Laporan Wartawan Tribunnews.com, Danang Triatmojo
TRIBUNNEWS.COM, JAKARTA - Hasil kajian Pusat Penelitian Kebijakan Ekonomi (PPKE) Fakultas Ekonomi dan Bisnis Universitas Brawijaya (FEB UB) menyatakan, kenaikan tarif cukai yang terlalu tinggi justru berisiko menumbuhkan peredaran rokok ilegal.
Hasil kajian ini juga menunjukkan adanya hubungan antara harga terhadap permintaan rokok.
Hal tersebut disampaikan Direktur PPKE FEB UB, Prof Candra Fajri Ananda dalam FGD 'Menavigasi Kenaikan Tarif Cukai dan Peredaran Rokok Ilegal Demi Menjaga Keseimbangan Kebijakan IHT di Indonesia'.
Prof Candra menyampaikan rokok golongan I punya elastisitas harga yang negatif dan lebih sensitif terhadap perubahan harga dibandingkan konsumen rokok golongan II dan III.
"Hasil analisis tersebut selaras dengan perkembangan industri hasil tembakau (IHT), di mana penurunan produksi terjadi paling besar pada golongan I sehingga berdampak juga pada penurunan penerimaan cukai hasil tembakau (CHT)," kata Prof Candra dalam keterangannya, Senin (30/9/2024).
Ia menyebut saat tarif cukai naik dan harga rokok golongan I melambung, konsumen yang sensitif terhadap harga memilih rokok golongan II dan III atau lebih murah. Hal ini mencerminkan, jumlah total rokok yang dikonsumsi tidan berkurang, tapi cuma konsumsi yang bergeser.
Hasil kajian PPKE FEB UB juga menunjukkan, kebijakan kenaikan tarif cukai dalam beberapa tahun terakhir telah mencapai titik optimum, di mana kenaikan tarif lebih lanjut tidak efektif dalam menurunkan konsumsi rokok.
"Konsumen cenderung beralih ke rokok ilegal atau produk dengan harga lebih murah. Hal ini tidak hanya mengurangi volume produksi rokok legal tetapi juga berpotensi menurunkan penerimaan negara dari CHT," kata Prof Candra.
Menurutnya, peredaran rokok ilegal di Indonesia telah meningkat seiring dengan kenaikan harga rokok akibat tarif cukai yang terus naik.
Meskipun pemerintah telah meningkatkan operasi penindakan terhadap rokok ilegal, data memperlihatkan ketika harga rokok meningkat, jumlah rokok ilegal yang beredar di pasaran juga alami peningkatan.

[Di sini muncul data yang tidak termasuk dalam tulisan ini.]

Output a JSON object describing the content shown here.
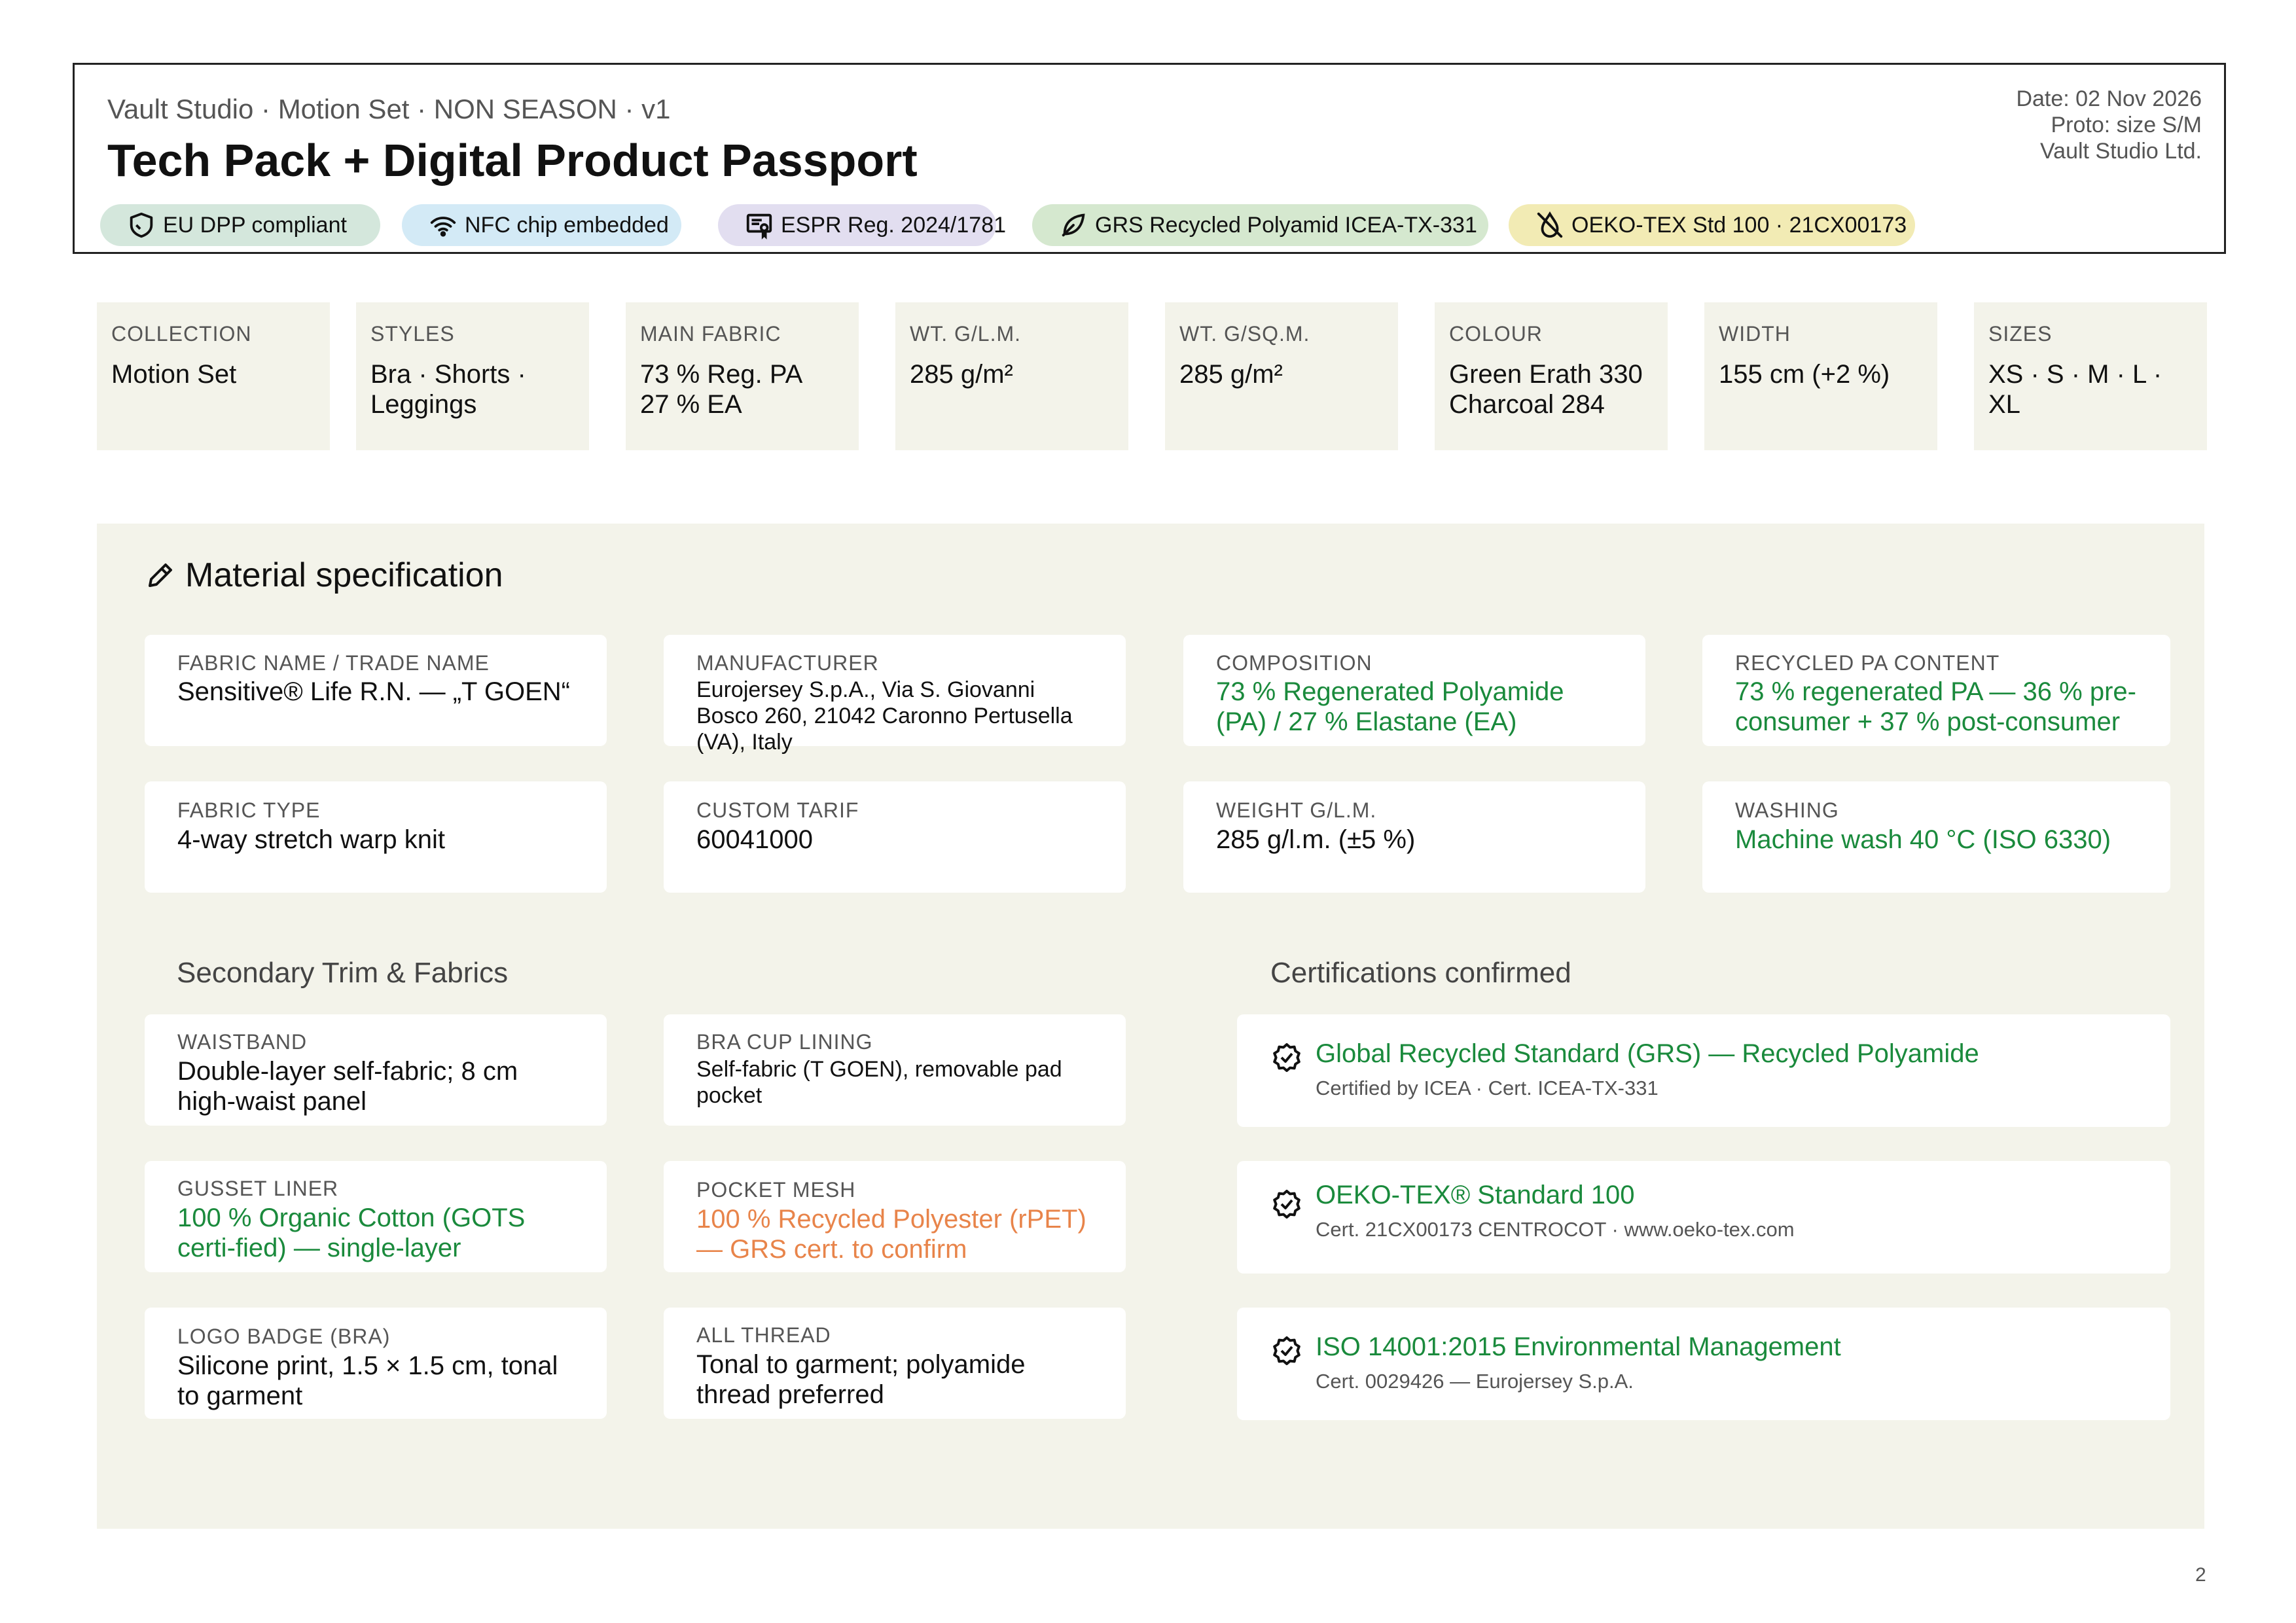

Pada tahun 2023, hasil penelitian PPKE FEB UB mengungkapkan, lebih dari 40 persen konsumen rokok pernah membeli rokok polos tanpa pita cukai.
Selain itu, simulasi yang dilakukan oleh PPKE menunjukkan bahwa kenaikan tarif cukai dari 0 persen hingga 50 persen dapat meningkatkan peredaran rokok ilegal dari 6,8 persen menjadi 11,6 persen.
Hasil simulasi menunjukkan bahwa potensi CHT yang hilang akibat peredaran rokok ilegal seiring dengan kenaikan tarif cukai, dari Rp4,03 triliun ketika tidak ada kenaikan tarif cukai (0 persen), hingga mencapai Rp5,76 triliun ketika cukai dinaikkan sebesar 50 persen.